Performance Monitoring

class FraudPerformanceMonitor:
    """Monitor fraud model performance over time."""

    async def calculate_metrics(self, 
                               start_date: str,
                               end_date: str) -> dict:
        """Calculate performance metrics for period."""

        # Get decisions and outcomes
        data = await self.db.query(f"""
            SELECT 
                d.decision,
                d.score,
                COALESCE(c.is_fraud, 0) as actual_fraud
            FROM fraud_decisions d
            LEFT JOIN chargebacks c ON d.transaction_id = c.transaction_id
            WHERE d.created_at BETWEEN '{start_date}' AND '{end_date}'
            AND d.created_at < NOW() - INTERVAL '30 days'  -- Allow for chargebacks
        """)

        # Calculate metrics
        blocked = data[data["decision"] == "BLOCK"]
        allowed = data[data["decision"] != "BLOCK"]

        metrics = {
            # Fraud caught
            "fraud_blocked": len(blocked[blocked["actual_fraud"] == 1]),
            "fraud_missed": len(allowed[allowed["actual_fraud"] == 1]),

            # False positives
            "legitimate_blocked": len(blocked[blocked["actual_fraud"] == 0]),

            # Rates
            "true_positive_rate": len(blocked[blocked["actual_fraud"] == 1]) / 
                                  max(1, len(data[data["actual_fraud"] == 1])),
            "false_positive_rate": len(blocked[blocked["actual_fraud"] == 0]) /
                                   max(1, len(data[data["actual_fraud"] == 0])),

            # Business impact
            "fraud_amount_blocked": blocked[blocked["actual_fraud"] == 1]["amount"].sum(),
            "fraud_amount_missed": allowed[allowed["actual_fraud"] == 1]["amount"].sum(),
        }

        return metrics

Interview Checklist

  • Clarified requirements (transaction types, latency, accuracy)
  • Explained architecture (real-time scoring pipeline)
  • Covered feature engineering (velocity, user, device features)
  • Discussed rules engine (fast, explainable first layer)
  • Explained ML models (class imbalance, ensemble)
  • Addressed decision logic (thresholds, tiered responses)
  • Covered training pipeline (data generation, evaluation)
  • Mentioned case management (human review, feedback loop)
  • Discussed monitoring (drift detection, performance)
  • Addressed explainability (regulatory requirements)

Sample Interview Dialogue

Interviewer: "Design a real-time fraud detection system for payment transactions."

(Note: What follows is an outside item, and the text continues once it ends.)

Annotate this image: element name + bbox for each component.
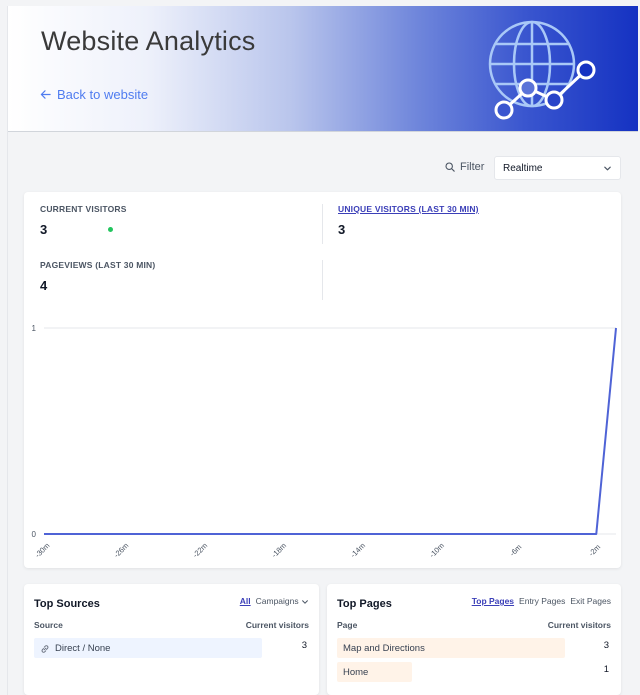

You: "Interesting challenge! Let me clarify a few things. What's the latency budget—how long can we take to score a transaction? And what's the current fraud rate we're trying to improve?"

Interviewer: "We need decisions in under 100ms. Current fraud rate is about 0.1%, and we're missing about 20% of fraud."

You: "Got it. So we need to improve recall from 80% to higher, while keeping false positives low, all within 100ms.

I'd design a three-layer system: 1. Rules engine for fast, known patterns—blocked countries, velocity limits 2. ML ensemble combining XGBoost and neural network 3. Decision engine to combine scores and determine action

For features, I'd compute real-time velocity counters in Redis—transactions in last hour, day, week. These are critical fraud signals. We'd also use pre-computed user features from a feature store.

The ML model needs to handle severe class imbalance—0.1% fraud. I'd use focal loss and SMOTE for training, and optimize for precision-recall rather than accuracy.

For decisions, I'd use tiered responses: block high-risk, challenge medium-risk with 3D Secure, and allow low-risk with post-transaction review.

Want me to dive into any component?"


Summary

Component Technology Rationale
Feature Store Redis + Feast Real-time + batch features
Rules Engine Custom + config Fast, explainable
ML Models XGBoost + Neural Ensemble accuracy
Serving Low-latency API <100ms requirement
Case Queue Priority queue Efficient review
Training MLflow pipeline Continuous improvement
Monitoring Prometheus + custom Drift detection

Real-time fraud detection is one of the most challenging ML systems—combining strict latency requirements, severe class imbalance, adversarial actors, and high business stakes. The key is a layered approach with fast rules, accurate ML, and continuous monitoring.